Up Close: Kate White
Lucky 13 for Former Cosmo Boss-Turned Suspense Author
By Dawn Ius
Thirteen may not be a number routinely associated with luck, but for New York Times bestselling author Kate White, the number has significant meaning—SUCH A PERFECT WIFE represents White’s 13th published novel, and number eight in her suspenseful series featuring intrepid crime journalist Bailey Weggins.
For the former Cosmopolitan editor—whose time at the reins led the magazine to consistent #1 sales on the newsstands—she’s grateful for the opportunity to continue following this new career passion.
“When I finished my first book, it seemed miraculous that I could actually have cranked out 90,000 words, and it still seems miraculous each time I finish a new book,” she says. “But most of all I feel lucky to be writing full time and not going into an office every day. I loved my Cosmo years, but this is really orgasmic.”
Luck certainly plays a part, but White’s skill is evident in each novel, with SUCH A PERFECT WIFE primed for bestseller status. In it, Weggins is thrust into the murder investigation of a young woman who goes missing—and is subsequently murdered—while out for an early morning jog. Fresh in her new role as a reporter for the hot new online magazine Crime Beats, Weggins soon discovers that there are more facets to the case than she first thought. A serial killer is on the loose, and the danger to herself, and potentially other women, is palpable.

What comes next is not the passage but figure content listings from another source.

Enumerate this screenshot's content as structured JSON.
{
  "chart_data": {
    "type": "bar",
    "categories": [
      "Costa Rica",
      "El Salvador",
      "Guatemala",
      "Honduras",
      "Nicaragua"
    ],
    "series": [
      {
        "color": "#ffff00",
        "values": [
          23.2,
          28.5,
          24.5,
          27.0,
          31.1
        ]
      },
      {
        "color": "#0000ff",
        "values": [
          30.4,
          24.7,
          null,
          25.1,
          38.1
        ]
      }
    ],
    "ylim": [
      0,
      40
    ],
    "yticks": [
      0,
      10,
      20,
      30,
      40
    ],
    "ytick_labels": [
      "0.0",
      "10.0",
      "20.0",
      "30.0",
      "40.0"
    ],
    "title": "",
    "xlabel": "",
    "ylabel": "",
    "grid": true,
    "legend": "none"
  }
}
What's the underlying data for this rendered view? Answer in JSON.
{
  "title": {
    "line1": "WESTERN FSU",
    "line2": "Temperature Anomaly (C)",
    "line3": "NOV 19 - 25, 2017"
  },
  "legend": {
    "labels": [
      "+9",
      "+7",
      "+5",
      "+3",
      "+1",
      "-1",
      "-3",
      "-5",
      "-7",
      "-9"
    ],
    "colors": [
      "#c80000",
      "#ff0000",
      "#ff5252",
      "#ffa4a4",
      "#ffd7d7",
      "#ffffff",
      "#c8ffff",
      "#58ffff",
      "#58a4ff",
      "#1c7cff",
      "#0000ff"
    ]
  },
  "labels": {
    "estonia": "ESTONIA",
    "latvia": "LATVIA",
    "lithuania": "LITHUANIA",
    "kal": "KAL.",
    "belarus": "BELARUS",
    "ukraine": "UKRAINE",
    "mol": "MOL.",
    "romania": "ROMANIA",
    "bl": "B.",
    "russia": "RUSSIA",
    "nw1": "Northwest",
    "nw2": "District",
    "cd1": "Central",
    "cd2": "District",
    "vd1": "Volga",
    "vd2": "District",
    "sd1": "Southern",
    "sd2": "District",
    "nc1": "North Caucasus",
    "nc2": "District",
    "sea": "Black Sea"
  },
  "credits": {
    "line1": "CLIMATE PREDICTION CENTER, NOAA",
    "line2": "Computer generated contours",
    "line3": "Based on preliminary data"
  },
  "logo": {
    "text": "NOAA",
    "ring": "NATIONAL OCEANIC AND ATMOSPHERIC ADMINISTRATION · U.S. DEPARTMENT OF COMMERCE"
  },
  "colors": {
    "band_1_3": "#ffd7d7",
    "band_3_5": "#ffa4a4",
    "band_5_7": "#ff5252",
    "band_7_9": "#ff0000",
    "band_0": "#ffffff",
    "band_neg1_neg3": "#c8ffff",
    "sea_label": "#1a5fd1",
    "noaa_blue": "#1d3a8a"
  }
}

The stakes are high for Weggins, which adds to the suspense, but it’s White’s command of the craft that truly raises the stakes. Tight prose, powerful chapter beginnings, and cliffhanger endings—these are the skills that took root at an early age when, like many women writing suspense today, White spent hours devouring Nancy Drew books.
Weggins fits neatly into that gutsy female mold, presenting on the page as a competent, confident reporter—despite being somewhat squeamish about talking to victims, and her fierce tenacity to get ahead in her career, sometimes to her detriment. While she’s good at taking a step back and analyzing the specifics of a case, White says Weggins sometimes forgets to take a look at the bigger picture.
White can relate. While running Cosmopolitan, she says she often reserved an hour at the end of each week to close her office door and “plan” her next steps, advice she’d pass on to her prickly protagonist if she thought it would make an impact.
Weggins would be wise to listen—doling out career advice is another of White’s specialties. In addition to writing her bestselling manifesto for success—The Gutsy Girl Handbook—White is often a featured keynote speaker at networking and business meetings, and her articles on the power of being “fearless” are widely published. Perhaps it’s not so miraculous that White has 13 novels to her credit, but rather that she’s been able to carve out the time from her busy schedule to write them. To do so, White adheres to a semi-strict routine.
Crafting each story is a labor of love, but like Weggins, White does much of her planning in a notebook, using a #2 pencil. Writing by hand, she finds, nudges out some of the questions that later will form her plot. And yes, White is a bonafide plotter—the idea of being called a pantser actually mortifies her, as if someone might think “I’m pulling wedgies on them.” But those plot points aren’t so structured as to not leave room for her characters—whether it be Weggins, or any of the protagonists from White’s standalone novels of suspense—to power the story forward. As long as she knows who dies, how the victim dies, and in what way she can disguise the killer, White says she can begin…
At present, having just turned in book number 14—a standalone White describes as one of her favorites—she’s jotting down those essential questions for the next Weggins novel, looking for new ways to put her protagonist in peril. At least for the duration of the novel.
As White admits, Weggins isn’t always in physical danger, but with each case, the emotional and psychological impact of true crime investigation takes its toll.
White can relate to that too. While at Cosmopolitan, she saw how readers often gravitated to real-life stories of crime, and assigned a beat reporter to a true crime column in the magazine. Now as an author of suspense, White still follows true crime—The Five, Hallie Rubenhold’s documentary of the women murdered by Jack the Ripper, is on her bedside table—but she admits that sometimes she needs a break from it all.
That’s one of the reasons she and her husband live half the year in Uruguay, quite a distance from her network of writing peers. A network that White says is special and critical in today’s publishing age.
And sometimes, it can lead to art that imitates life. In Alafair Burke’s new novel, The Better Sister, there is an unexpected and cherished nod to “Kate at Cosmos.”
“What I’ve discovered,” White says, “is that the people in this industry are very generous. We should support each other! It’s a big pie with lots of room for a lot of authors.”
Lucky for readers, White is among them.